Building Blocks have powerful automated testing capabilities using the built-in github actions.

These can be supplemented with additional custom validation and transformation processes as required.


## Examples

Examples defined in the `examples.yaml` (inline or by file reference) get validated and included in generated documentation.

Test cases defines in the `tests/` subdirectory of each building block get validated. Additional or external tests
can be added in `tests.yaml` as a list of objects with a `ref` property pointing to the test resource's location,
and optionally defining the `output-filename` and/or `require-fail` properties (for more information, see the
example `tests.yaml` file provided in the template and
[the JSON Schema for `tests.yaml`](https://github.com/opengeospatial/bblocks-postprocess/blob/master/ogc/bblocks/extra-tests-schema.yaml).

In each case, the `/build/tests/` directory contains a set of validation outputs.

Validation includes the following steps:

1. (if JSON and context supplied) JSON-LD uplift ( {testcase}.ttl generated)
2. (if JSON schema supplied) JSON schema validation
3. (if SHACL rules defined) SHACL validation

A summary report is produced at `/build/tests/report.html`.

This is linked from the generated building block index.

## SHACL Validation

SHACL rules can be defined in a ```rules.shacl``` file or any other files or URLs in the bblocks.json:

```
"shaclRules": [
"vocabs-shacl.ttl"
]
"shaclClosures": [
"../../vocabularies/terms.ttl",
```

"shaclClosures" refers to additional files with RDF data required to perform validation - such as checking the types of related objects.
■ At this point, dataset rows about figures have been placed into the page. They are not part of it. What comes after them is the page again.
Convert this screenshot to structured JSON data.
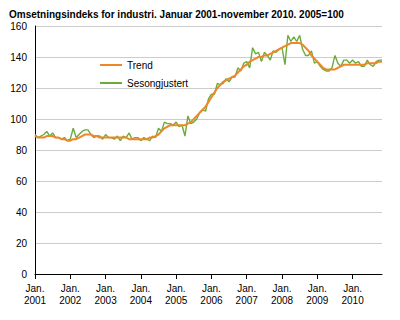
{
  "chart_data": {
    "type": "line",
    "title": "Omsetningsindeks for industri. Januar 2001-november 2010. 2005=100",
    "categories": [
      "Jan.\n2001",
      null,
      null,
      null,
      null,
      null,
      null,
      null,
      null,
      null,
      null,
      null,
      "Jan.\n2002",
      null,
      null,
      null,
      null,
      null,
      null,
      null,
      null,
      null,
      null,
      null,
      "Jan.\n2003",
      null,
      null,
      null,
      null,
      null,
      null,
      null,
      null,
      null,
      null,
      null,
      "Jan.\n2004",
      null,
      null,
      null,
      null,
      null,
      null,
      null,
      null,
      null,
      null,
      null,
      "Jan.\n2005",
      null,
      null,
      null,
      null,
      null,
      null,
      null,
      null,
      null,
      null,
      null,
      "Jan.\n2006",
      null,
      null,
      null,
      null,
      null,
      null,
      null,
      null,
      null,
      null,
      null,
      "Jan.\n2007",
      null,
      null,
      null,
      null,
      null,
      null,
      null,
      null,
      null,
      null,
      null,
      "Jan.\n2008",
      null,
      null,
      null,
      null,
      null,
      null,
      null,
      null,
      null,
      null,
      null,
      "Jan.\n2009",
      null,
      null,
      null,
      null,
      null,
      null,
      null,
      null,
      null,
      null,
      null,
      "Jan.\n2010",
      null,
      null,
      null,
      null,
      null,
      null,
      null,
      null,
      null,
      null
    ],
    "series": [
      {
        "name": "Trend",
        "color": "#f0862a",
        "values": [
          89,
          88,
          88,
          88,
          89,
          89,
          89,
          88,
          88,
          87,
          87,
          86,
          86,
          87,
          87,
          88,
          89,
          90,
          90,
          90,
          89,
          89,
          88,
          88,
          88,
          88,
          88,
          88,
          88,
          88,
          88,
          88,
          87,
          87,
          87,
          87,
          87,
          87,
          87,
          88,
          88,
          89,
          90,
          92,
          94,
          95,
          96,
          96,
          96,
          96,
          96,
          96,
          97,
          98,
          100,
          102,
          104,
          106,
          108,
          111,
          114,
          117,
          120,
          122,
          124,
          125,
          126,
          127,
          128,
          130,
          132,
          134,
          135,
          137,
          138,
          139,
          140,
          140,
          141,
          141,
          142,
          143,
          144,
          145,
          146,
          147,
          148,
          149,
          149,
          149,
          149,
          148,
          146,
          144,
          141,
          139,
          137,
          135,
          133,
          132,
          132,
          132,
          132,
          133,
          134,
          135,
          135,
          135,
          135,
          135,
          135,
          135,
          135,
          136,
          136,
          136,
          136,
          137,
          137
        ]
      },
      {
        "name": "Sesongjustert",
        "color": "#6aac3c",
        "values": [
          90,
          88,
          89,
          90,
          92,
          89,
          91,
          88,
          88,
          87,
          88,
          86,
          87,
          94,
          88,
          90,
          92,
          93,
          93,
          90,
          88,
          89,
          89,
          87,
          90,
          88,
          88,
          87,
          89,
          86,
          89,
          88,
          91,
          87,
          88,
          88,
          86,
          88,
          87,
          86,
          89,
          88,
          94,
          92,
          98,
          97,
          97,
          96,
          98,
          95,
          96,
          89,
          102,
          97,
          98,
          100,
          104,
          106,
          105,
          113,
          116,
          116,
          123,
          122,
          123,
          126,
          124,
          127,
          127,
          133,
          131,
          136,
          137,
          133,
          146,
          142,
          143,
          137,
          143,
          141,
          138,
          144,
          143,
          145,
          146,
          135,
          154,
          150,
          153,
          150,
          154,
          145,
          141,
          141,
          144,
          136,
          137,
          134,
          132,
          131,
          131,
          133,
          141,
          136,
          134,
          138,
          138,
          136,
          138,
          136,
          137,
          134,
          134,
          138,
          135,
          134,
          137,
          138,
          138
        ]
      }
    ],
    "ylim": [
      0,
      160
    ],
    "yticks": [
      0,
      20,
      40,
      60,
      80,
      100,
      120,
      140,
      160
    ],
    "grid": true,
    "legend": "upper left"
  }
}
this is particularly useful for relatively small, static vocabularies (e.g. "codelists") that form part of the specification realised by the building block

## Tools

In addition to built-in testing capabilities the following online tools can be helpful in developing and debugging different layers of the design:

* [JSON Schema validator](https://www.jsonschemavalidator.net/)
* [JSON-LD Playground](https://json-ld.org/playground/)
* [SHACL Validator](https://shacl-play.sparna.fr/play/validate)

Hint - to use the JSON Schema validator with a published schema you can create a wrapper such as

```json
{
"$ref": "https://my.org/schema.json?version"
}
```

(updating ```version``` forces the validator to pick up any changes in the published schema.)